Solving Challenging Math Word Problems Using GPT-4 Code Interpreter with Code-based Self-Verification
Zhou, Aojun, Wang, Ke, Lu, Zimu, Shi, Weikang, Luo, Sichun, Qin, Zipeng, Lu, Shaoqing, Jia, Anya, Song, Linqi, Zhan, Mingjie, Li, Hongsheng
Recent progress in large language models (LLMs) like GPT-4 and PaLM-2 has brought significant advancements in addressing math reasoning problems. In particular, OpenAI's latest version of GPT-4, known as GPT-4 Code Interpreter, shows remarkable performance on challenging math datasets. In this paper, we explore the effect of code on enhancing LLMs' reasoning capability by introducing different constraints on the Code Usage Frequency of GPT-4 Code Interpreter. We found that its success can be largely attributed to its powerful skills in generating and executing code, evaluating the output of code execution, and rectifying its solution when receiving unreasonable outputs.
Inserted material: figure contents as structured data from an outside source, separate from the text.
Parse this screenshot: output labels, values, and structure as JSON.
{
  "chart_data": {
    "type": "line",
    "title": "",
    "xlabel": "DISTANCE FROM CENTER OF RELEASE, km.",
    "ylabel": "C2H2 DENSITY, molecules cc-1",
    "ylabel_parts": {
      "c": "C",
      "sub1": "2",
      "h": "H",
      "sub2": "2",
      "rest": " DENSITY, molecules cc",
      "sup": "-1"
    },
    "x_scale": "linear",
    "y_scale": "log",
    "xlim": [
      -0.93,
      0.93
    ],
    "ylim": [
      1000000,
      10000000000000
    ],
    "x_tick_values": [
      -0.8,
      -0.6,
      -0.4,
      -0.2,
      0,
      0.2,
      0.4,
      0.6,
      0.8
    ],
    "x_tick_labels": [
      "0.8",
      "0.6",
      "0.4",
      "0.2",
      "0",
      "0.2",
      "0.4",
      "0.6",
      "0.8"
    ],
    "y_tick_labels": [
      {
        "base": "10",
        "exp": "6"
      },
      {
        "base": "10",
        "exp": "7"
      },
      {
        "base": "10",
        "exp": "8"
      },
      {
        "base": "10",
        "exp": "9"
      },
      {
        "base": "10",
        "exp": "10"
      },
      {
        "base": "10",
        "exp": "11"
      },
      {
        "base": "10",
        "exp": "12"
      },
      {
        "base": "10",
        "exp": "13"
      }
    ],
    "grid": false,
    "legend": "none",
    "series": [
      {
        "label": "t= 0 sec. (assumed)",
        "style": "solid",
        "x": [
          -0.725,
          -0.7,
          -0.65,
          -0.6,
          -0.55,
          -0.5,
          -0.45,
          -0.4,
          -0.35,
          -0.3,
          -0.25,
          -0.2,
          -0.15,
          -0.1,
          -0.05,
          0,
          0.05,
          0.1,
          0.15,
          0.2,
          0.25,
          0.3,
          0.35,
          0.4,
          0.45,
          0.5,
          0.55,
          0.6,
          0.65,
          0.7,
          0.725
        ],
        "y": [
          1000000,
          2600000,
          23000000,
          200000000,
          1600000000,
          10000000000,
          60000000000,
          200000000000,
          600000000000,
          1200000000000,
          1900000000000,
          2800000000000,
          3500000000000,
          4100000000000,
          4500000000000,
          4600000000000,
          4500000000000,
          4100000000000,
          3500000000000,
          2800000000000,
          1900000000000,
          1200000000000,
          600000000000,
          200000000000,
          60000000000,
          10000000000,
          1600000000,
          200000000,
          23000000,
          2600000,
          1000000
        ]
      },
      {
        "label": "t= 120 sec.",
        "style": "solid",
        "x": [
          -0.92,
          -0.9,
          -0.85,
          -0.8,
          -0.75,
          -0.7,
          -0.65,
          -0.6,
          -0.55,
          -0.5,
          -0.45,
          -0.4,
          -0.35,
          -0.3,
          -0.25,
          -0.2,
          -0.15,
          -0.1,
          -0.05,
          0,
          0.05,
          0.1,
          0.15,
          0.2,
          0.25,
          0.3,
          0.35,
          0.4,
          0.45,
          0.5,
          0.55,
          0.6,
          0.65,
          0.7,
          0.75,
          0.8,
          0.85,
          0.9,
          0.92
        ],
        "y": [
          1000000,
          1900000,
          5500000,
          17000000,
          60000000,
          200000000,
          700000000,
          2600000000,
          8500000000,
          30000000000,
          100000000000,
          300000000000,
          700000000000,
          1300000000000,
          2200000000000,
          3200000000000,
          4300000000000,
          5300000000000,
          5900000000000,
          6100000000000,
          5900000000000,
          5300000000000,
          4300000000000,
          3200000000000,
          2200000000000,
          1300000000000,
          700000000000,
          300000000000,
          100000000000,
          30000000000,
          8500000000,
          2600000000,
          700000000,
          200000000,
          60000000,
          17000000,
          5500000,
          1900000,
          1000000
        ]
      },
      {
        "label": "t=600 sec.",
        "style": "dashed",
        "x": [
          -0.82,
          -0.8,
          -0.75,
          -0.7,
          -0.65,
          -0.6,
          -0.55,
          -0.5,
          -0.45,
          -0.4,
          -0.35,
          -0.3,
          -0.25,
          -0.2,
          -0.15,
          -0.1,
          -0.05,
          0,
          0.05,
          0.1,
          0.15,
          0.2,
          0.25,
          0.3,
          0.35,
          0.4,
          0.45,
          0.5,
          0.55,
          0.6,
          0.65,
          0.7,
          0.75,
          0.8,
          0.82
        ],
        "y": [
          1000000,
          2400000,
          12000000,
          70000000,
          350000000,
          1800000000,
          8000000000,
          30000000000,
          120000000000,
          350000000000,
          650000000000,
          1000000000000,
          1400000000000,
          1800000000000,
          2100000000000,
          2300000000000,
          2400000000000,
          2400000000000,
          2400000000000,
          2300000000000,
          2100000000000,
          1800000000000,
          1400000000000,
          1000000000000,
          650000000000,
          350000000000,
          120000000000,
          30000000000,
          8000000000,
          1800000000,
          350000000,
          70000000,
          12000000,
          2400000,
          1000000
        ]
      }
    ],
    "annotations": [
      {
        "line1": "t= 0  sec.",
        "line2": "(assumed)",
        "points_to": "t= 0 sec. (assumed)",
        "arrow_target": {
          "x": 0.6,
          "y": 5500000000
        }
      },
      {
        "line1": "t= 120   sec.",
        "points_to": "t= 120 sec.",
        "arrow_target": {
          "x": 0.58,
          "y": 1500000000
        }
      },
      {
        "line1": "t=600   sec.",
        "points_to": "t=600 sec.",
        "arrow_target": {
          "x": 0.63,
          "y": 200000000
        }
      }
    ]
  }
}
Based on this insight, we propose a novel and effective prompting method, explicit code-based self-verification (CSV), to further boost the mathematical reasoning potential of GPT-4 Code Interpreter. This method employs a zero-shot prompt on GPT-4 Code Interpreter to encourage it to use code to self-verify its answers. In instances where the verification state registers as "False", the model shall automatically amend its solution, analogous to our approach of rectifying errors during a mathematics examination. Furthermore, we recognize that the states of the verification result indicate the confidence of a solution, which can improve the effectiveness of majority voting. With GPT-4 Code Interpreter and CSV, we achieve an impressive zero-shot accuracy on MATH dataset (53.9% 84.3%). Large language models (LLMs) (Brown et al., 2020; OpenAI, 2023; Anil et al., 2023) have shown impressive success in various tasks, such as common sense understanding and code generation. However, they still fall short in mathematical reasoning, often producing nonsensical or inaccurate content and struggling with complex calculations. Previous attempts to tackle these challenges include the Chain-of-Thought (CoT) (Wei et al., 2022) framework, which enhances LLMs' logical reasoning abilities by generating intermediate steps in their reasoning process.